Together, the purpose of these two principles is to create an illusion for the players, not to hide your intentions from them. Certainly never to hide your NPCs’ actions, or developments in the characters’ world, from the players’ characters! No; always say what honesty demands. When it comes to what’s happening to and around the players’ characters, always be as honest as you
can be.
Suppose I'm interacting with one of Dremmer's underlings, and I read them -
How could I get you to spill the beans on Dremmer? - and so I learn their price, and then that's what I offer when I manipulate them, and so they do what I ask: they tell me where I can find the dirt on Dremmer. It's in a safe in such-and-such a place in the hardhold. So I sneak in, acting under fire, and I hit my roll and open the safe. And I look to the GM, and the GM has to make a move, in accordance with the principles. I haven't failed my roll to act under fire, and I haven't handed the GM an opportunity on a silver platter, so they're not allowed to make a hard move and tell me the dirt's not there!

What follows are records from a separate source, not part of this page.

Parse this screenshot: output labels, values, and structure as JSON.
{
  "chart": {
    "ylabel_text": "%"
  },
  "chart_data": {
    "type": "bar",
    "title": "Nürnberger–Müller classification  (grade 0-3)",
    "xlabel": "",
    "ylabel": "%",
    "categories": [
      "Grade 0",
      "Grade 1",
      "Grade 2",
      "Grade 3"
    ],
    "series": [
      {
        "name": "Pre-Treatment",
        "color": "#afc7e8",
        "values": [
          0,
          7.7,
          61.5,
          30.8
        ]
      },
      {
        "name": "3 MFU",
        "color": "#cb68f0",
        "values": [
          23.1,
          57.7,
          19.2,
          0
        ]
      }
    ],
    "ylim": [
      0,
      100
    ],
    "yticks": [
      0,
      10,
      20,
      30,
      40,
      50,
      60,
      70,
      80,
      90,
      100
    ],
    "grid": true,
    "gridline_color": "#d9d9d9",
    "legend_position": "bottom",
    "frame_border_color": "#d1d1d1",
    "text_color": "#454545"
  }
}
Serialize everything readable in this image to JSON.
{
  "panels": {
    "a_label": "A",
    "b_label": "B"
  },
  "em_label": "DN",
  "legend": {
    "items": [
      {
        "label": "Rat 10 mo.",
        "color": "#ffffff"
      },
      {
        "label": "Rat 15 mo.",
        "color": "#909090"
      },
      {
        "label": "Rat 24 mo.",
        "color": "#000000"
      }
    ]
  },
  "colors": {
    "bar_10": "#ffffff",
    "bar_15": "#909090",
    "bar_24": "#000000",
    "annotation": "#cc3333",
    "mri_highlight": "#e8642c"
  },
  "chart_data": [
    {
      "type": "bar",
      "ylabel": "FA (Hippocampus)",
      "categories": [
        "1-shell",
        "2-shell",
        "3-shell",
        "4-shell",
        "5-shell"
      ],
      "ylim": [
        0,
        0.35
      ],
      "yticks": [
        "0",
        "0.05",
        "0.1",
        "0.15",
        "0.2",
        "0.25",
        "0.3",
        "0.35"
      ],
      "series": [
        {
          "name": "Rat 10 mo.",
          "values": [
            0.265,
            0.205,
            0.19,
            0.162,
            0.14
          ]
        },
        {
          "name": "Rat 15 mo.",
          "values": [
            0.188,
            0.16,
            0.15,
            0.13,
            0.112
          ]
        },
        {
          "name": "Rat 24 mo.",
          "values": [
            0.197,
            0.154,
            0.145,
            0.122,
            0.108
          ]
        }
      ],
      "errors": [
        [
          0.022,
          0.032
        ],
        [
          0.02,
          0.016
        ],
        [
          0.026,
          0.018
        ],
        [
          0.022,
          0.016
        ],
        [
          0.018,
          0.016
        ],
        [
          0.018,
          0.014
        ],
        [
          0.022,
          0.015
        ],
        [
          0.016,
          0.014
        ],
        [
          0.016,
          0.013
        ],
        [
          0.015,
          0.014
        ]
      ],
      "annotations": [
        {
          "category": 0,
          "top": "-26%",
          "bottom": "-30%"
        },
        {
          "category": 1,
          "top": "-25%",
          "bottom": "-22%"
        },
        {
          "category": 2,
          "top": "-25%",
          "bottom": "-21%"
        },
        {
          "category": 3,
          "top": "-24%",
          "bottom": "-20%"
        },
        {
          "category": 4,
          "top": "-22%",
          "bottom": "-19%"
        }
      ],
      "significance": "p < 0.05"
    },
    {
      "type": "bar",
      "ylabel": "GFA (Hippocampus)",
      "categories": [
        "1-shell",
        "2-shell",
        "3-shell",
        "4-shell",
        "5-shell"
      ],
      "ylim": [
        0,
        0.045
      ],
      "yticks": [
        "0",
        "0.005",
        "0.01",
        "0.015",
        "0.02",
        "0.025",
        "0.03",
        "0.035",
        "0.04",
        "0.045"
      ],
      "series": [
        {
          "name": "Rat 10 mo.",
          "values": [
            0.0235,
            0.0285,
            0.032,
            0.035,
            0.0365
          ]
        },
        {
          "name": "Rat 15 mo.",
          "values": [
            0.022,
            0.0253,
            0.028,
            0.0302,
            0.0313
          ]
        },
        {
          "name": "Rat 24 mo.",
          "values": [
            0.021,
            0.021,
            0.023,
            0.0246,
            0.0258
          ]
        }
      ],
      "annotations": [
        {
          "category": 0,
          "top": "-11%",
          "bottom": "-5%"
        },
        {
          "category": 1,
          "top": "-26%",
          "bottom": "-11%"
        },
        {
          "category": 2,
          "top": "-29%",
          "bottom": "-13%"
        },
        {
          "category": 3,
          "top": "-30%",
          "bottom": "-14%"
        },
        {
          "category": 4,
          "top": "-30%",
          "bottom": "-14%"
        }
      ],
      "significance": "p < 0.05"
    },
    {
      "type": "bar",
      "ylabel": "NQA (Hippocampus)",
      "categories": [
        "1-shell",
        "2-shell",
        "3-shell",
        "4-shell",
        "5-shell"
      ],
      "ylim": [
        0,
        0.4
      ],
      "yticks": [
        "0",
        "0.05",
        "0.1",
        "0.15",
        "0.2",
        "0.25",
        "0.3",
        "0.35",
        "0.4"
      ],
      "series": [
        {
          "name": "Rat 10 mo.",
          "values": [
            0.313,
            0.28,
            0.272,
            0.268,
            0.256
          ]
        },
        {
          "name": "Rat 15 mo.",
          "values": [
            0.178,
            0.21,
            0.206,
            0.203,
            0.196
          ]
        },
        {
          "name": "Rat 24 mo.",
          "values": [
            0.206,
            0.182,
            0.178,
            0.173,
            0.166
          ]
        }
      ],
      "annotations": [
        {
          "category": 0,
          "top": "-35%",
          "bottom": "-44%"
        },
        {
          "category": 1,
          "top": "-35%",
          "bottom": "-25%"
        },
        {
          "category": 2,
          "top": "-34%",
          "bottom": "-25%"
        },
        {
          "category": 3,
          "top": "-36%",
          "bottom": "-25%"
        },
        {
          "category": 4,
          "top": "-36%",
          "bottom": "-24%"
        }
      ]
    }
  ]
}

But I'm looking at them, so they have to make a soft move. There are a lot of options there, from the sound of voices approach, to a dog barking, to there being something else with the dirt I didn't expect (say, a photo -
Where did Dremmer - or whoever took it - get a polaroid from?! - of Dremmer in bed with my partner). The GM will be acting on the principles and making a move that they think follows honesty from the established fiction.
But to reiterate: they can't make a hard move if I make my check and don't hand them an opportunity on a silver platter, so they can't say the dirt's not there.
That's how Apocalypse World does conflict resolution: not via funky PC building, and not via funky allocations of authority, but via very careful rules about what the GM is allowed, or required, to say and when.